Le “spiritual jazz”, ce n’est pas un terme surgit de nulle part, mais le fruit d’une époque inséparable de son tumulte. L’Amérique noire des années 60, entre luttes pour les droits civiques, ferveur mystique et envie de secouer les chaînes. L’album A Love Supreme de John Coltrane fait office de point de départ mythique : c’est le manifeste d’un jazz tourné vers la quête intérieure. Rapidement, une myriade d’artistes s’engouffre dans cette brèche : Sun Ra et ses épopées interstellaires, Alice Coltrane et son approche cosmique du divin, Pharoah Sanders et ses volutes de saxophone comme des mantras, Gary Bartz, Albert Ayler…

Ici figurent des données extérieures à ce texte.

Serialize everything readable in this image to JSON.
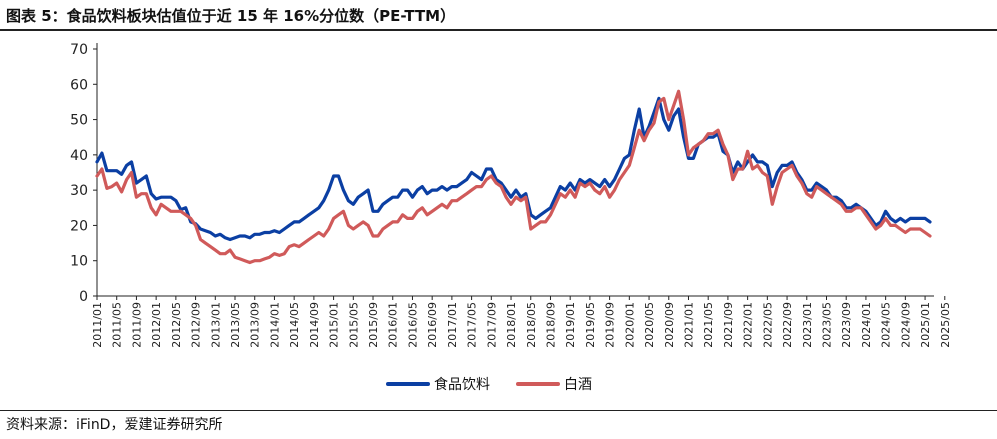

Ce jazz brûle d’un double feu : spirituel et politique, libre et ancré dans l’histoire de l’Afrique, fusion des traditions africaines, du gospel, du free jazz, des musiques modales et des rythmes venus d’ailleurs. Ce sont des albums fondateurs, aujourd’hui réédités, samplés, sacralisés :
- John Coltrane – A Love Supreme (1965)
- Pharoah Sanders – Karma (1969)
- Alice Coltrane – Journey in Satchidananda (1971, un peu après mais essentiel)

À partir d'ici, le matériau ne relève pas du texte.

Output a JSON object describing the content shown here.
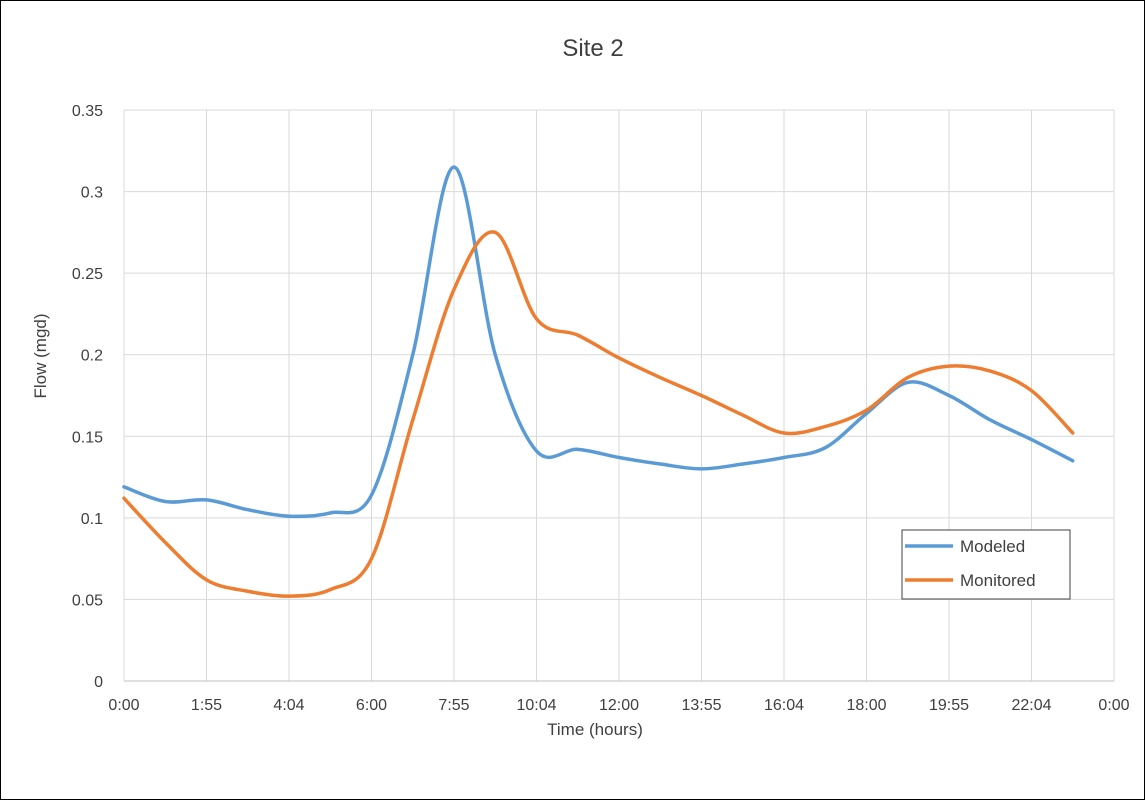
{
  "chart_data": {
    "type": "line",
    "title": "Site 2",
    "xlabel": "Time (hours)",
    "ylabel": "Flow (mgd)",
    "ylim": [
      0,
      0.35
    ],
    "yticks": [
      "0",
      "0.05",
      "0.1",
      "0.15",
      "0.2",
      "0.25",
      "0.3",
      "0.35"
    ],
    "xticks": [
      "0:00",
      "1:55",
      "4:04",
      "6:00",
      "7:55",
      "10:04",
      "12:00",
      "13:55",
      "16:04",
      "18:00",
      "19:55",
      "22:04",
      "0:00"
    ],
    "grid": true,
    "legend_position": "right",
    "x_hours": [
      0,
      1,
      2,
      3,
      4,
      5,
      6,
      7,
      8,
      9,
      10,
      11,
      12,
      13,
      14,
      15,
      16,
      17,
      18,
      19,
      20,
      21,
      22,
      23
    ],
    "series": [
      {
        "name": "Modeled",
        "color": "#5B9BD5",
        "values": [
          0.119,
          0.11,
          0.111,
          0.105,
          0.101,
          0.103,
          0.114,
          0.2,
          0.315,
          0.2,
          0.141,
          0.142,
          0.137,
          0.133,
          0.13,
          0.133,
          0.137,
          0.143,
          0.164,
          0.183,
          0.175,
          0.16,
          0.148,
          0.135
        ]
      },
      {
        "name": "Monitored",
        "color": "#ED7D31",
        "values": [
          0.112,
          0.085,
          0.062,
          0.055,
          0.052,
          0.056,
          0.075,
          0.16,
          0.24,
          0.275,
          0.222,
          0.212,
          0.198,
          0.186,
          0.175,
          0.163,
          0.152,
          0.156,
          0.166,
          0.186,
          0.193,
          0.19,
          0.178,
          0.152
        ]
      }
    ]
  }
}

- Albert Ayler – Spiritual Unity (1964)
- Sun Ra – Atlantis (1969)
La spiritualité s’y exprime en dehors de toute orthodoxie, entre New Age, soufisme, chants afro-américains, et métaphysique spontanée. C’est une musique d’ouverture des mondes, de dialogues entre les continents, portée par d’immenses labels : Impulse!, Strata-East, Black Jazz Records.